Crispin Cowan, Leviathan Security Group
November 1, 2019 2:30pm, in DC 2585
Privacy, especially anonymity, is tricky, because you don’t want to trust anyone, lest your identity leak, but you must trust someone, or else you cannot communicate. Threat modeling is rarely used in privacy, instead most used for prioritizing security hardening efforts. This talk presents a live example where we used threat modeling to do privacy analysis of a VPN vendor in a commercial setting. Most such penetration testing projects are confidential, but in this case Golden Frog VPN chose to publish the report, so we get to see the details of how this was done in industry.
Dr. Crispin Cowan has been a security innovator and influencer for over 20 years. In 1998, as a professor, he published the StackGuard paper, coining the term “stack canary,” which now protects nearly all computer platforms. In 1999, he founded Immunix, which built both AppArmor and the Linux Security Modules (LSM) interface, enabling Linux to have Mandatory Access Controls. Immunix was subsequently acquired by Novell. From 2008 to 2017, Dr.
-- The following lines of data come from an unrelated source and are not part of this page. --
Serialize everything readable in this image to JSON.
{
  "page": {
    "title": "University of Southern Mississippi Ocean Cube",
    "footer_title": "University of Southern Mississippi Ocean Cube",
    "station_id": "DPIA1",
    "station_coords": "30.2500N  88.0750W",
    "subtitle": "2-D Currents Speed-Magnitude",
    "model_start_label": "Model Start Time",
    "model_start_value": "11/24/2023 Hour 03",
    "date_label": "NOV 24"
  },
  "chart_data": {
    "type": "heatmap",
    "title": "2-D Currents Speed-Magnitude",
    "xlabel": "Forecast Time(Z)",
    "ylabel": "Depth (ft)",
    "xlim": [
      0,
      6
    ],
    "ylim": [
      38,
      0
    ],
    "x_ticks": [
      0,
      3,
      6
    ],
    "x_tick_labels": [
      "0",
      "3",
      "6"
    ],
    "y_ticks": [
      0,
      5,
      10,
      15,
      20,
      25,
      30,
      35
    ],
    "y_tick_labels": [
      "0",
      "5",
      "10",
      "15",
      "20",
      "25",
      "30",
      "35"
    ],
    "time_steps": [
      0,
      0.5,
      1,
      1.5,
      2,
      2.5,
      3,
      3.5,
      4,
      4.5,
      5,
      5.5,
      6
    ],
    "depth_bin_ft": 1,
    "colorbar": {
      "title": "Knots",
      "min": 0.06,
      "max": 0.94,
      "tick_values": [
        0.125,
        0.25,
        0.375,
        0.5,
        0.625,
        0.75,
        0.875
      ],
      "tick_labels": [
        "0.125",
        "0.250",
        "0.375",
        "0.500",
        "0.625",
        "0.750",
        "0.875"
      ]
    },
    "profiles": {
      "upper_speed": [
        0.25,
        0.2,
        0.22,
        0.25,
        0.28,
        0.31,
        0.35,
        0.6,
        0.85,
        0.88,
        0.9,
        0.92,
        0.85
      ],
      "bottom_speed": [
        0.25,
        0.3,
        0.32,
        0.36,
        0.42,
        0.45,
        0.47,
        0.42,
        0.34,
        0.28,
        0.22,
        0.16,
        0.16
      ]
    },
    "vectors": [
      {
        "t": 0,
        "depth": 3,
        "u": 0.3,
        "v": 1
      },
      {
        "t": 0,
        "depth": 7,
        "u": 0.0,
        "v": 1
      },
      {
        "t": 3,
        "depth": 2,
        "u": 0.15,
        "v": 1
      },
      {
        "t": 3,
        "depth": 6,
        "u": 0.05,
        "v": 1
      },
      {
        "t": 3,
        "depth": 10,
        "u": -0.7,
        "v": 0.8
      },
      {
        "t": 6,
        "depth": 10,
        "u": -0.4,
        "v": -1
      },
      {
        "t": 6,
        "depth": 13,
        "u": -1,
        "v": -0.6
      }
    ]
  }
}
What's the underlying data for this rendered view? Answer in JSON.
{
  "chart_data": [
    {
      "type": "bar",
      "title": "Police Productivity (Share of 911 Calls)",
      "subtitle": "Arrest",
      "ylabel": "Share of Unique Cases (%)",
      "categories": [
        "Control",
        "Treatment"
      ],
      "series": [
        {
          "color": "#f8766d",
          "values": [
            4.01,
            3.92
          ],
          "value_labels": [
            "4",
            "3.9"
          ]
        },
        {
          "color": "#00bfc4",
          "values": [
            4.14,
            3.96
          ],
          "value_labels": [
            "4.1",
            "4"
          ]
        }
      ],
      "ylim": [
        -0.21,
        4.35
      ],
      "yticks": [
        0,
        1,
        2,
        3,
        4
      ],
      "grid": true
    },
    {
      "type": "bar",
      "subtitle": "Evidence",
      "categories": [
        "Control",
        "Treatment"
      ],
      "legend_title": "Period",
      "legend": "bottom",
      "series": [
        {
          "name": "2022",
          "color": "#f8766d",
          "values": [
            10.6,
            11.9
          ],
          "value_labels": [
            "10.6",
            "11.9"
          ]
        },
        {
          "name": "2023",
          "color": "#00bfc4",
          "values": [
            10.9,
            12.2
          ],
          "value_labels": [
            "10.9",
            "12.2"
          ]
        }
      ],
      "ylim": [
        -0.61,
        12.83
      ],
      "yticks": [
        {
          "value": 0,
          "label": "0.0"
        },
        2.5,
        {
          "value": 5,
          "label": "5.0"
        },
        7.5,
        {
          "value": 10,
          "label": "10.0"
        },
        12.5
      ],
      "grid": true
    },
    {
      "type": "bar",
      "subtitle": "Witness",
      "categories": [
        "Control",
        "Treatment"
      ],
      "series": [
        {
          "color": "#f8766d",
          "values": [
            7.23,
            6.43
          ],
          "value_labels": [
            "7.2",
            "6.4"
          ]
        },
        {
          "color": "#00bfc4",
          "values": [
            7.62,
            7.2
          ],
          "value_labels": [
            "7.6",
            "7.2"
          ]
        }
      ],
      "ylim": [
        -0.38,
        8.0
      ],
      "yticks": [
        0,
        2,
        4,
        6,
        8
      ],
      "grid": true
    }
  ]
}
Cowan was with Microsoft, where he designed the App Container sandbox that is used by the Edge and Chrome web browsers, Microsoft Office, and Windows 10 to contain Universal Windows Apps. If you use a computer or a phone, something Dr. Cowan built is inside protecting it. He currently works as a consultant for the Leviathan Security Group where he founded the threat modeling service.